Nun ist der Traum endgültig aus, das Kapitel Rückzahlung der zusätzlich von den Wählern eingetriebenen Milliarden endgültig abgesagt. Wie es sich gehört, nicht mit großer Geste und Begründung, sondern durch Nichterwähnung: Als die Spitzen der künftigen kleinsten Großen Koalition aller Zeiten in Berlin vor die Kameras traten, um die Ergebnisse ihrer Sondierungsgespräche vorzustellen, fiel das Wort "Klimageld" nicht. 

Eine Beerdigung zweiter Klasse, aber eine, die richtig teuer werden wird. Mehr als 200 Euro kostete die 2019 erdachte und mit einem symbolischen Preis von 25 Euro pro Tonne eingeführten Zusatzsteuer auf Benzin, Gas, Öl, Kohle und alle ihre Nutzungsmöglichkeiten jeden Bürger im vergangenen Jahr. Zum 1. Januar 2025 erhöhten SPD, Grüne, CDU, CSU und FDP der CO2-Preis von 45 auf 55 Euro pro ausgestoßener Tonne. 
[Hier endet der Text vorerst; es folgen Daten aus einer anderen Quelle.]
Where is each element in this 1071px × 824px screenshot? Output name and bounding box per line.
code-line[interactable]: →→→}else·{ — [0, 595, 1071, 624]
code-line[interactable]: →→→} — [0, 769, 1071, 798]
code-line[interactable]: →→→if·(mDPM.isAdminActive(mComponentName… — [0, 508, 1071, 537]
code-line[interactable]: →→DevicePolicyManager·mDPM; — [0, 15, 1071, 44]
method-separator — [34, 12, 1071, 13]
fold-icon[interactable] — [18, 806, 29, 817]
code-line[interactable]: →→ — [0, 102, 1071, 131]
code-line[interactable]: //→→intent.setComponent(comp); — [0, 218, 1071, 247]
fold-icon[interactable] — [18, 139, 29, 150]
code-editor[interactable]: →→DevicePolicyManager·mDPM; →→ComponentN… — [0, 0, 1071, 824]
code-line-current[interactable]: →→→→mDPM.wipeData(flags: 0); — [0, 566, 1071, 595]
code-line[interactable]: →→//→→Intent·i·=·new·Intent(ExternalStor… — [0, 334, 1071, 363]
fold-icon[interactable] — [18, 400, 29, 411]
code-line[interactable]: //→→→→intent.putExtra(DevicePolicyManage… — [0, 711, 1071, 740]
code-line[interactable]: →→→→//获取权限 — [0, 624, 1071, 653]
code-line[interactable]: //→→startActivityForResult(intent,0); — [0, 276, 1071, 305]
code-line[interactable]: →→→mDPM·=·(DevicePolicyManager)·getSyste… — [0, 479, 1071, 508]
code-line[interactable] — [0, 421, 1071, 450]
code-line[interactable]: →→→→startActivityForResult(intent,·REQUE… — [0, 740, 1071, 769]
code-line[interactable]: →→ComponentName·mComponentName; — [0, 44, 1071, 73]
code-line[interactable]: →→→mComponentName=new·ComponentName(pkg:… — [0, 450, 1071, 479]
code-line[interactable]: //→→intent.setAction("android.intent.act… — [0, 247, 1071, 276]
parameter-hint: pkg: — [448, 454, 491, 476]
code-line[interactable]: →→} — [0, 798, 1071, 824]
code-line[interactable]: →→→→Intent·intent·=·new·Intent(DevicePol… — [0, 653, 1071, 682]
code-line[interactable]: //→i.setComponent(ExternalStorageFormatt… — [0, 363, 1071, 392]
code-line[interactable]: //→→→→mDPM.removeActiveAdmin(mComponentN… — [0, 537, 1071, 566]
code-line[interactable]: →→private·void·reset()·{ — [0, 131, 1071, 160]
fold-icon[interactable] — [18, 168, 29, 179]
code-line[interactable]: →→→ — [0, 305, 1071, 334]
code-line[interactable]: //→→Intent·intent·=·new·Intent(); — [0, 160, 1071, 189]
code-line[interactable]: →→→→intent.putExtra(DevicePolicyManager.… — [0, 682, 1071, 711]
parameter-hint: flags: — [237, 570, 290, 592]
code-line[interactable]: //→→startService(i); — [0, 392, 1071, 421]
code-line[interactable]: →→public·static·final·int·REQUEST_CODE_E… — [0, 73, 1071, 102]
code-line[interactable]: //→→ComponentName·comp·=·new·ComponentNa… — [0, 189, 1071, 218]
Ständig steigende Belastung

Berechnungen zufolge steigt die Belastung für einen vierköpfigen Haushalt damit von durchschnittlich 800 auf 1.000 Euro im Jahr, das aber ist erst der Anfang. Bereits im übernächsten Jahr soll der CO2-Preis auf 80 Euro steigen, bis 2040  rechnen Experten mit einem Preis von 275 Euro pro Tonne. Pro Kopf sind das dann 350 Euro Belastung im Jahr 2027. Und 1.200 im Jahr 2040.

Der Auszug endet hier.